The Department's Office of Tenant and Landlord Affairs produces the Maryland Tenants Bill of Rights included in all rental leases in the state.

== Secretary ==
The DHCD is headed by a Secretary who is appointed by the Governor with the advice and consent of the Maryland Senate. The Secretary advises the governor on the housing policy and on the department's operations.

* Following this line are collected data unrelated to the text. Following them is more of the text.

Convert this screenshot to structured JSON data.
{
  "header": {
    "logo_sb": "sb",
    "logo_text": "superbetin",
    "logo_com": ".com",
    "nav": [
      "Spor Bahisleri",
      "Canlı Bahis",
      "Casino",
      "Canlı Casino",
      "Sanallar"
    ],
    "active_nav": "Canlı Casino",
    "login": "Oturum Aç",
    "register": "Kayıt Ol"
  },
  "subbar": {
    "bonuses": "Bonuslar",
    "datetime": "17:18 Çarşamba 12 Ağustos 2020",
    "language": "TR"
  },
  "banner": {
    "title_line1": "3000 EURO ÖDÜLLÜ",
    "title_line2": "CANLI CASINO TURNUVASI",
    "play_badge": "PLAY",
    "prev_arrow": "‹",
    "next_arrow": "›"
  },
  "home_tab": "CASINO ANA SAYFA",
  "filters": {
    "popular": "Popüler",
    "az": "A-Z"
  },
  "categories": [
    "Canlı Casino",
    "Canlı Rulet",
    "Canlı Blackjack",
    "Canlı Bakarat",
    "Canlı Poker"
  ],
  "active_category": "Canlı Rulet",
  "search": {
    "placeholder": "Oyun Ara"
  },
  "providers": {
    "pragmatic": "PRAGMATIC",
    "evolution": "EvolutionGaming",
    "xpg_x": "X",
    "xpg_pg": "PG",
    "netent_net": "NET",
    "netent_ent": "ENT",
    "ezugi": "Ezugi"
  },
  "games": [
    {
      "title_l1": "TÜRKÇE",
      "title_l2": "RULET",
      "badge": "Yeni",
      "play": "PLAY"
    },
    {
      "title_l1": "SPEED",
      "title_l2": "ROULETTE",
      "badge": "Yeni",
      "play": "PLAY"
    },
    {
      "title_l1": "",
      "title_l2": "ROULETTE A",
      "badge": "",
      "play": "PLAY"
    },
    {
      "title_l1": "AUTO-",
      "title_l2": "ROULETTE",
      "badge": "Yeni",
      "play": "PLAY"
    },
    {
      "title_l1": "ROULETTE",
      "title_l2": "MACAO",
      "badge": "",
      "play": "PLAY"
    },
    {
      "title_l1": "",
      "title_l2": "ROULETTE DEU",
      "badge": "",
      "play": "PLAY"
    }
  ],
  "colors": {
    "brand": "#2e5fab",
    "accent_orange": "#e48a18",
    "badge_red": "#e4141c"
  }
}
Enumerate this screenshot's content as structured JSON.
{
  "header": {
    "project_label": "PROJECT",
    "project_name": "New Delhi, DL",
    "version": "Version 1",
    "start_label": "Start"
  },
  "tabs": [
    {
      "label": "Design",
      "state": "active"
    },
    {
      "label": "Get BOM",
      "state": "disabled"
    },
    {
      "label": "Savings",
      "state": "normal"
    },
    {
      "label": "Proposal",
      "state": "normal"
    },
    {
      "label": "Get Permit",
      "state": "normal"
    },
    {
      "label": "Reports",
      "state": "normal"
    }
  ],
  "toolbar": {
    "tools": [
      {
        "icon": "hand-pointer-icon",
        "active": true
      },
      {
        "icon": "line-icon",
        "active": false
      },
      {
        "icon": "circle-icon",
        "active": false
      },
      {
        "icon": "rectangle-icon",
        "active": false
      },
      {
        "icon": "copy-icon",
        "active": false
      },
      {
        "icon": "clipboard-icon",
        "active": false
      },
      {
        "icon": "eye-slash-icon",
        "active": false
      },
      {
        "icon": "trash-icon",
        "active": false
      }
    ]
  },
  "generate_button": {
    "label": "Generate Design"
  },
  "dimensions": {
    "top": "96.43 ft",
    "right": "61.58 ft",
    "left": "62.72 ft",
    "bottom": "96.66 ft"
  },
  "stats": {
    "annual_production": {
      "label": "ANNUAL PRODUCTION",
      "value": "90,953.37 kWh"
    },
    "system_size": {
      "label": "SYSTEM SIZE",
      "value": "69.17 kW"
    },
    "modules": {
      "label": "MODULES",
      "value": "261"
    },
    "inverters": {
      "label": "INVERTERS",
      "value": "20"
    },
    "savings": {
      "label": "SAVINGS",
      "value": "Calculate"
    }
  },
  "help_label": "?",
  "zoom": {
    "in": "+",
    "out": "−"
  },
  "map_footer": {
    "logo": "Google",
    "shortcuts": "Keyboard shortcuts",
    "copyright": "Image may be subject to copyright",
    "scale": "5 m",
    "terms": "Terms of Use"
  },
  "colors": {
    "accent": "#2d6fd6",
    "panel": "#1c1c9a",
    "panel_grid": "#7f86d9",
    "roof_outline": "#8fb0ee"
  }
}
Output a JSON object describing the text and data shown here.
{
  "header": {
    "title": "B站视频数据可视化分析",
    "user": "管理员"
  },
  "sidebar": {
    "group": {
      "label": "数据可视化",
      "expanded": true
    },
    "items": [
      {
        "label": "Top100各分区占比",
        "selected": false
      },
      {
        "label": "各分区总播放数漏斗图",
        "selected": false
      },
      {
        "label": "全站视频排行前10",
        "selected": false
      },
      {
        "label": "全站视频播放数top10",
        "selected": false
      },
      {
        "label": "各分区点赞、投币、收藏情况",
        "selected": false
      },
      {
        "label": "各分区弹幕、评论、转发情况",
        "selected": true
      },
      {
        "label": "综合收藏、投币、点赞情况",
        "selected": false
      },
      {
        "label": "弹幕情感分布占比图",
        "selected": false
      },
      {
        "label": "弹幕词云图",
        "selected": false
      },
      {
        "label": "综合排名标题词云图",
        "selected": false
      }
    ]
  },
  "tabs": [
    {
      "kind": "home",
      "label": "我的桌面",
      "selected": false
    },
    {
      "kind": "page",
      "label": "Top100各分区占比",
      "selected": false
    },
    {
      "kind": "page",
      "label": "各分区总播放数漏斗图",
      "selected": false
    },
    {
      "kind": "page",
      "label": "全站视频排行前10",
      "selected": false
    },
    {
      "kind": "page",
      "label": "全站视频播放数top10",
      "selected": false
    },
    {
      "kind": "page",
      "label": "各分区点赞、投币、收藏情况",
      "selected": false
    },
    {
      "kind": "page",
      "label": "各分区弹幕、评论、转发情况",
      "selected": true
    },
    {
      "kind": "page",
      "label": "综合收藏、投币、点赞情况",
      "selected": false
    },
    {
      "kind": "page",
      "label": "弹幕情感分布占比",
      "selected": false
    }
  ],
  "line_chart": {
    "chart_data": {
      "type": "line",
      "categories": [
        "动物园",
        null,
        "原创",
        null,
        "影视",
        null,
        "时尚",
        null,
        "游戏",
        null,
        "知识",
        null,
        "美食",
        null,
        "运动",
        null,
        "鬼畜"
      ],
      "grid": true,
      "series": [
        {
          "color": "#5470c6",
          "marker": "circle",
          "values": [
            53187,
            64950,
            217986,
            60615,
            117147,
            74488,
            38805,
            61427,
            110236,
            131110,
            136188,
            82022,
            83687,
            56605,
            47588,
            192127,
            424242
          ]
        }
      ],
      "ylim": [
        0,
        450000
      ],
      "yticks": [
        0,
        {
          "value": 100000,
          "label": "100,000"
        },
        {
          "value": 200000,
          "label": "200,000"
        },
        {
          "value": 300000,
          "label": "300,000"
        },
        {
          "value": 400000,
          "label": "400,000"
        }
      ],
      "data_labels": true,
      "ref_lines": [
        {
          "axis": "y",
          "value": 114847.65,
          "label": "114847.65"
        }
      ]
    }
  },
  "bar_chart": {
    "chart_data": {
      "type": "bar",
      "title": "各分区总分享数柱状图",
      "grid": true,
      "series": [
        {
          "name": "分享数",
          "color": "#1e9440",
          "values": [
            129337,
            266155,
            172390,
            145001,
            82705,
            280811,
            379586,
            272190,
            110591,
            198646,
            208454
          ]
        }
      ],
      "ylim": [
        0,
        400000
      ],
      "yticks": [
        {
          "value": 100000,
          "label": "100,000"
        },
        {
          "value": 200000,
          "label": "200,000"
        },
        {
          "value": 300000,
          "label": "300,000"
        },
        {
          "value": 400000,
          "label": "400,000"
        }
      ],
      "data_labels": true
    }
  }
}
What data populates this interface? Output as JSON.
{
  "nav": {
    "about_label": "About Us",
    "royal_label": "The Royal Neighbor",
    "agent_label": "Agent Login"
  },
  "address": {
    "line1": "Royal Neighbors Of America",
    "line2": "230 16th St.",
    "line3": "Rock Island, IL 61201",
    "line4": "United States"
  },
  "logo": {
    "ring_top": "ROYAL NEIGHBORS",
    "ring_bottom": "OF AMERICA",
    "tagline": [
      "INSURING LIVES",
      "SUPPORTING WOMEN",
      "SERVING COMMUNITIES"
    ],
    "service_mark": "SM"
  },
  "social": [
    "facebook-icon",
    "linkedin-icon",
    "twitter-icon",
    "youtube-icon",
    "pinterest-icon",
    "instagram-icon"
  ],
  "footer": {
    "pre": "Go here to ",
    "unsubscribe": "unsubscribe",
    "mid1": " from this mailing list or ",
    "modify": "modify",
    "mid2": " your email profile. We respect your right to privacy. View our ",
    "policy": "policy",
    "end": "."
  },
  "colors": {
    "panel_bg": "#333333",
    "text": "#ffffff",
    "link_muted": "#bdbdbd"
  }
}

The current Secretary of Housing and Community Development is Jacob R. Day. Day was appointed to the office by Governor Wes Moore in January 2023. Day is the former mayor of Salisbury, Maryland.

== Organization ==
The Maryland Department of Housing and Community Development includes the following

- Office of the Secretary
- Division of Homeless Solutions
- Division of Just Communities
- Division of Policy, Strategy and Research
- Office of Statewide Broadband
- Community Development Administration
- Division of Neighborhood Revitalization
- Division of Credit Assurance / Maryland Housing Fund
- Maryland Affordable Housing Trust
- Division of Finance

The Maryland Energy Office was managed under the DHCD until the Maryland Energy Administration was established in 1991 as an independent agency.
== Discussion ==
In 2008, the National Center for Smart Growth Research and Education (NCGS) at the University of Maryland published a study analyzing the effects of the DHCD's Community Legacy Program and Neighborhood BusinessWorks program, which provide project funding to local government bodies and community development organizations. The study found that participants complained about a "shortage of funds", inconsistent timetables for grant awards, and high turnover amongst DHCD staff.

In 2024, an audit conducted by the Maryland General Assembly's Office of Legislative Services found the DHCD did comply with state procurement regulations, failing to "always obtain and review required documentation from loan recipients" and "not adequately follow[ing]-up on instances of noncompliance reported by the loan recipients." The audit reported that "developers who were provided state government loans to provide low-income multifamily housing had tenants who exceeded the age and income limits" and that the Department reported that "high turnover of inspection staff" contributed to the issues.